When an employee works in an occupation in which he or she “customarily and regularly receives more than $30 a month in tips,” the employer may pay a reduced hourly wage (the federal minimum is $2.13, but higher minimum wages apply in some states) and claim a “tip credit” to make up the difference between the reduced wage and the $7.25 hourly minimum. See 29 U.S.C. § 203(m).
Under the 2011 DOL guidance, tipped employees were entitled to a full hourly wage if ancillary or non-tipped work exceeded 20 percent of their job duties (hence the 80/20 rule). This rule triggered a surge of lawsuits by tipped employees claiming their employers required them to perform non-tipped duties to take advantage of the tip credit.

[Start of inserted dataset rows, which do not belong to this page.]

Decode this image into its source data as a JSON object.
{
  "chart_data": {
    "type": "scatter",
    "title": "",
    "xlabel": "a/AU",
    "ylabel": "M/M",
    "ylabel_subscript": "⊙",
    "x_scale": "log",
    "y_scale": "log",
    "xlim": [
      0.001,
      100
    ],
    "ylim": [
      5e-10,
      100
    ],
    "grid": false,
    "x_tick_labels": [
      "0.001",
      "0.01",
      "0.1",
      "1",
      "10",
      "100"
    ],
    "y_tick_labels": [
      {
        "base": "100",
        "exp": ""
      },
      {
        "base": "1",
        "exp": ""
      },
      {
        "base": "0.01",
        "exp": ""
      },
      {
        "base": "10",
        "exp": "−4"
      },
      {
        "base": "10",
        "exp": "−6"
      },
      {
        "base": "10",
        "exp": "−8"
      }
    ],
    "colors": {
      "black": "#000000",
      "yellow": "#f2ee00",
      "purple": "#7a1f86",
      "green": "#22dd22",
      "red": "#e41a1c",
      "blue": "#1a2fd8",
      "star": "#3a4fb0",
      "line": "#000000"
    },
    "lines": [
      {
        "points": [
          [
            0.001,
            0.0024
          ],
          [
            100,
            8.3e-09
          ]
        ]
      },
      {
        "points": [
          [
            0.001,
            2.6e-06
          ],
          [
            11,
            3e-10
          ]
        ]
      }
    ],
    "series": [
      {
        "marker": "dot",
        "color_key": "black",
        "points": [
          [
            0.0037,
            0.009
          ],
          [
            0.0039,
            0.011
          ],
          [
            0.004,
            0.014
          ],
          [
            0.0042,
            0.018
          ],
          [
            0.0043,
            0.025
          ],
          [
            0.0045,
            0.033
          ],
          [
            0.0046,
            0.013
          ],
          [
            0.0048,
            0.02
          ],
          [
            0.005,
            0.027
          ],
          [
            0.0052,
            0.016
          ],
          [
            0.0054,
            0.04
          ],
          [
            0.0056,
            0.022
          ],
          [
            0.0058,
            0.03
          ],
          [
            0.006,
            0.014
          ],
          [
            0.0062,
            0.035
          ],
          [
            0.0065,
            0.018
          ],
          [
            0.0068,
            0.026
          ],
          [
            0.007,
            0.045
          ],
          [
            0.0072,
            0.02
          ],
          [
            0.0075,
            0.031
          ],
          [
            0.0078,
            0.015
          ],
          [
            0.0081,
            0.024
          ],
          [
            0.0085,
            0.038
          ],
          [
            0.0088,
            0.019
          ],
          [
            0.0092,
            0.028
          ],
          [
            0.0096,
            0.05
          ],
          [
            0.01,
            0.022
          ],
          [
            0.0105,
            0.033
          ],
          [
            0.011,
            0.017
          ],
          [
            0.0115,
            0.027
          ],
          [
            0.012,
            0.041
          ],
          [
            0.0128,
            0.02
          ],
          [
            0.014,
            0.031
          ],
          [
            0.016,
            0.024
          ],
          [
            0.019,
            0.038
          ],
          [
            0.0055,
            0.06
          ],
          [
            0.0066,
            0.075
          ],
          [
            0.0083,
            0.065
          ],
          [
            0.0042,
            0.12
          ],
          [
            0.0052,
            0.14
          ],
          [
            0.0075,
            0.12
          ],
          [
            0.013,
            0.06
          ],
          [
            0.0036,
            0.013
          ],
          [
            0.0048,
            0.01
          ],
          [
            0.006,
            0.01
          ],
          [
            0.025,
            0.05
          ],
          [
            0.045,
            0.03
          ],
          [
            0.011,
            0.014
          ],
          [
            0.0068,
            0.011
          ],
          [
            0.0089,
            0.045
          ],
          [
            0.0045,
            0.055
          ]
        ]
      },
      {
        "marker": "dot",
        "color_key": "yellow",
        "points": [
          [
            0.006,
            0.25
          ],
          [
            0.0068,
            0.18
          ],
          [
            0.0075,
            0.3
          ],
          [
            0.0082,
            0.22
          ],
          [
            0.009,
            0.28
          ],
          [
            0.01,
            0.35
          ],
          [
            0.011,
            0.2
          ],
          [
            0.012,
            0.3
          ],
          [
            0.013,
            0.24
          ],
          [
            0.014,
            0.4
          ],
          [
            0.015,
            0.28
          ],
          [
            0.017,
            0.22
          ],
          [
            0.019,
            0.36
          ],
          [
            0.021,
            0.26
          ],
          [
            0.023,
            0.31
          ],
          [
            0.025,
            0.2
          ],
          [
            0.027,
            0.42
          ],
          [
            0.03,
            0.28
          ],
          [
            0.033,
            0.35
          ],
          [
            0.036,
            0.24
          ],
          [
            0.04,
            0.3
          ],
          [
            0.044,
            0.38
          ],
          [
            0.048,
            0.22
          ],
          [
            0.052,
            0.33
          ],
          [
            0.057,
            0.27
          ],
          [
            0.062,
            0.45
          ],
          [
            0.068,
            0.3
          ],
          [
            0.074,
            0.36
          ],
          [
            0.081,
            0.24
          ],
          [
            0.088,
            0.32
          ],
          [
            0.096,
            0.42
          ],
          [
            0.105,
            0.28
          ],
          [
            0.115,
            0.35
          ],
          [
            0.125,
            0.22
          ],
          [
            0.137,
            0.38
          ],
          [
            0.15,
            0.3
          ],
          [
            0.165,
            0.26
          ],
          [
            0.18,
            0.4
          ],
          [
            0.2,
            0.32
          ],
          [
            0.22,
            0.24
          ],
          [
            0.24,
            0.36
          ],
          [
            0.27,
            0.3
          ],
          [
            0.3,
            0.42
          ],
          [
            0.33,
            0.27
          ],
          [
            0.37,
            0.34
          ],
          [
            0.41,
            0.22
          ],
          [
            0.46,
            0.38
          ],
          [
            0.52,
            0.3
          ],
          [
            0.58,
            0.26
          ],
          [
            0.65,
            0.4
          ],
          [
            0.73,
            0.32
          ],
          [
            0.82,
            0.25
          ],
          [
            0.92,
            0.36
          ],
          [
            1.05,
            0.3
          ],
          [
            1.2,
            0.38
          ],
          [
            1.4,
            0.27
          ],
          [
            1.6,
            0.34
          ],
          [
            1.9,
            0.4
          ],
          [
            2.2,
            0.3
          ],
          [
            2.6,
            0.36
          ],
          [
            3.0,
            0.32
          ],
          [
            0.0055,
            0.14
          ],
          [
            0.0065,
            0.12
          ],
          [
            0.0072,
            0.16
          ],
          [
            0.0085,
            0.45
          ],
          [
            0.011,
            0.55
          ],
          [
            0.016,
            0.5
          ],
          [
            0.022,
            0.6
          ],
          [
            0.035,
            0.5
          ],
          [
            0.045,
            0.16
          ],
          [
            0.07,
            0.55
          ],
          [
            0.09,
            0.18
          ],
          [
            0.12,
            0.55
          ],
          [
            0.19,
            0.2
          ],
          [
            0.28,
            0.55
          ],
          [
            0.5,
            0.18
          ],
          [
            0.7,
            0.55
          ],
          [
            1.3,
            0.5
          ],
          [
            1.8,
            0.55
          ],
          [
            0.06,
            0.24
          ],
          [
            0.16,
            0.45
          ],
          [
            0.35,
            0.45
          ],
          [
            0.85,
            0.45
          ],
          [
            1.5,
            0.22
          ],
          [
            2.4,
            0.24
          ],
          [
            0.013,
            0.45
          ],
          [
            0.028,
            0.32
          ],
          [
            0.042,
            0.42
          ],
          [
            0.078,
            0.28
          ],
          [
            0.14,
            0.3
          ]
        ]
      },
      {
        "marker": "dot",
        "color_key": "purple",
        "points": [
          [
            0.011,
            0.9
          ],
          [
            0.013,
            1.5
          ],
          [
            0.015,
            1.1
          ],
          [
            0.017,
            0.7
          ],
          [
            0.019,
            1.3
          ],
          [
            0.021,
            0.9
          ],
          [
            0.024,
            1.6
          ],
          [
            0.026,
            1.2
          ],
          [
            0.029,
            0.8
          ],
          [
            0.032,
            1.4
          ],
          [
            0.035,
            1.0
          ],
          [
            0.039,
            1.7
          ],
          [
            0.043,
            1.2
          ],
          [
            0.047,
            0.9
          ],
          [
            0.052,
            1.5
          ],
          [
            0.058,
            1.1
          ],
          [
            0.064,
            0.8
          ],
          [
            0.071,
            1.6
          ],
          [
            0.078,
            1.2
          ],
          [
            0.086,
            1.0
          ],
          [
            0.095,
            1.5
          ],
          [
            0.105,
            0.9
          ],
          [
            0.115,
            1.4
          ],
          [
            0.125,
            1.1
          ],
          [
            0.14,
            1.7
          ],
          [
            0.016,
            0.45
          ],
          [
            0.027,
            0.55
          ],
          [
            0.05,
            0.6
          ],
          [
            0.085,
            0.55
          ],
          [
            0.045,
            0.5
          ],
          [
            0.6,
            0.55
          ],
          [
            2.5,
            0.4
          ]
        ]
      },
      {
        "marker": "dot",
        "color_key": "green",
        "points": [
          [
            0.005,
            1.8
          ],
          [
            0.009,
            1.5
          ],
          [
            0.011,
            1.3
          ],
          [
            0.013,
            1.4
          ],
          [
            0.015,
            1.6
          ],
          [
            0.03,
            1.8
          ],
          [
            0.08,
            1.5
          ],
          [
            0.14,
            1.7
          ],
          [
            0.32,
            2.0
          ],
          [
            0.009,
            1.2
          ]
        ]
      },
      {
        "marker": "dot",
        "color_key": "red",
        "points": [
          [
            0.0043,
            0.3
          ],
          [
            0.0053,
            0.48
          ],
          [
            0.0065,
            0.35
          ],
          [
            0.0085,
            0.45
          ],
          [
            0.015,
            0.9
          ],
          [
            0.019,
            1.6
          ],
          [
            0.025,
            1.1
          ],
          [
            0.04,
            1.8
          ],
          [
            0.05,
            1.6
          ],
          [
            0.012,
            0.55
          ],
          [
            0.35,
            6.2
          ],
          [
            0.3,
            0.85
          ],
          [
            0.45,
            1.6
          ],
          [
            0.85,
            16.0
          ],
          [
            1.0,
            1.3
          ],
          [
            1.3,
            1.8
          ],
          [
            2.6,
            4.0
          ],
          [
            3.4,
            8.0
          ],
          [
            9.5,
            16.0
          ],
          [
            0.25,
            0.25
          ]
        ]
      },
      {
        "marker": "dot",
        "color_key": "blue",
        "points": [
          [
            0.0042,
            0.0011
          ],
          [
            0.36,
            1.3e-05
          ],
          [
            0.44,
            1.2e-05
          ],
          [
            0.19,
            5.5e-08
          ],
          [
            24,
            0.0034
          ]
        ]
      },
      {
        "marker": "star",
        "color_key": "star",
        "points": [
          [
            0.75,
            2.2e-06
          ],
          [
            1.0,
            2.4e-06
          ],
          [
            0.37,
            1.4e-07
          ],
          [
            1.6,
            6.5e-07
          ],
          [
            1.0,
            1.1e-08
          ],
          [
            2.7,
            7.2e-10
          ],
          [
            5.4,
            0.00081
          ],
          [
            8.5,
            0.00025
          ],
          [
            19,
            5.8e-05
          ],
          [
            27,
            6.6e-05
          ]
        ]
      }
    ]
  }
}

The DOL’s most recent guidance rescinds the 80/20 rule. Now, regularly assigned, non-tipped duties related to tipped services will be considered part of a tipped employee’s job, provided they are performed contemporaneously with the tipped services. For example, a restaurant may require a server to perform non-tipped duties such as folding napkins, making coffee, etc., because they are related to serving tables and performed contemporaneously. The amount of time spent performing the ancillary duties will no longer affect an employer’s ability to claim a tip credit.
The opinion letter, FLSA 2018-27, is available here: https://www.dol.gov/whd/opinion/FLSA/2018/2018_11_08_27_FLSA.pdf. To ensure proper compliance with all federal and state wage and hour laws, employers are encouraged to consult legal counsel before changing any employment practices.